LCSR Seminar: Michael Miga “Computational Modeling for Enabling Therapy Guidance: Applications in Soft-Tissue”

When:
April 18, 2018 @ 12:00 pm – 1:00 pm
2018-04-18T12:00:00-04:00
2018-04-18T13:00:00-04:00
Where:
Hackerman B17
Cost:
Free
Contact:
Ashley Moriarty
410-516-6841

Abstract:

Often within the clinical domain, the practical translation of computational modeling for therapeutic benefit is criticized as being idealized or not compatible with real clinical practice.  As a result, the integration of these powerful approaches within the workflow of procedural medicine has been diminished.  However, with continued improvements in computing and instrumentation, the ability to translate complex models from idealized prospective predictive roles to ones that are more integrated within therapeutic and novel imaging frameworks is becoming a rapid reality.  Recent advances in biophysical model-embedded systems designed to enable novel soft-tissue surgical/interventional applications are an excellent example and will be explored in this talk.  The paradigm suggested is that procedural precision medicine should not be limited to only the use of patient data (e.g. imaging, biomarkers, physiological variables, etc.) for staging and conventional guidance, but, in addition, it should also serve as a patient-specific scaffold that when combined with advanced computation and instrumentation can add new enhanced capabilities to therapeutic guidance and delivery.  This is a paradigm that challenges convention because it advocates a more collaborative intraoperative patient care environment with diverse teams of engineers, scientists, and physicians working together to best meet therapeutic procedural goals.

 

Short Biography:  Michael I. Miga, Ph.D. received his B.S. and M.S. from the University of Rhode Island in Mechanical Engineering and Applied Mechanics in 1992, 1994, respectively.  He received his Ph.D. from Dartmouth College in Engineering with Biomedical Specialization in 1998.  The focus of his doctoral research was on computational biomechanical models of the brain for surgical applications.  He stayed on for a post-doctoral training experience continuing that work and initiating projects in areas of inverse problems (elastography and epileptogenic source localization).  He joined the faculty at Vanderbilt University in the Spring of 2001 and is currently Vanderbilt’s Harvie Branscomb Professor.  He is a Professor of Biomedical Engineering with appointments in Radiology and Radiological Sciences, and Neurological Surgery.  He is director of the Biomedical Modeling Laboratory, co-founder of the Vanderbilt Institute for Surgery and Engineering (VISE, www.vanderbilt.edu/vise ).  He was a co-inventor of the first FDA approved image-guided liver surgery system.  He is currently PI on several NIH research grants concerned with model-enhanced image-guided brain, liver, kidney, and breast surgery.

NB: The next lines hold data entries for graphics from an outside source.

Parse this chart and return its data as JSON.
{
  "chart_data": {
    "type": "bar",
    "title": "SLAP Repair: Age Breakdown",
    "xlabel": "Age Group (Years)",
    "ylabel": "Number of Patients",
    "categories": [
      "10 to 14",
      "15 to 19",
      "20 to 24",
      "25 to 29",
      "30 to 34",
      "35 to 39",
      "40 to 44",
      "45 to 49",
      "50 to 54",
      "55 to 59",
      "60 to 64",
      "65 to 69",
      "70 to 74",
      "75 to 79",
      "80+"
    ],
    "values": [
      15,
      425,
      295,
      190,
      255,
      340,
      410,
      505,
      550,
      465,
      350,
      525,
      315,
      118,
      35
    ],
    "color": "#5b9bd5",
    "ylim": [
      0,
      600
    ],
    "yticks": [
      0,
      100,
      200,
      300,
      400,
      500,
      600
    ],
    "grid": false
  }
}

He is also involved in modeling efforts for predictive forecasting in neoadjuvant chemotherapy outcomes for breast cancer, and differentiating brain tumor radio-necrosis from recurrence in radiosurgery.  In addition, he recently created a novel NIH-T32 training program focused at training engineers to create novel technology platforms for treatment and discovery within surgery and intervention.  Dr. Miga is also an American Institute for Medical and Biological Engineering Fellow and an Associate Editor for the Journal of Medical Imaging.  He has also served extensively on NIH panels to include being a former charter member of the Biomedical Imaging Technology (BMIT) study section, and recently taking on a new charter member role with the Bioengineering, Technology, and Surgical Sciences (BTSS) study section.  His research interests are in computational modeling for surgical and interventional applications, inverse problems in therapeutics and imaging, and image-guided surgery.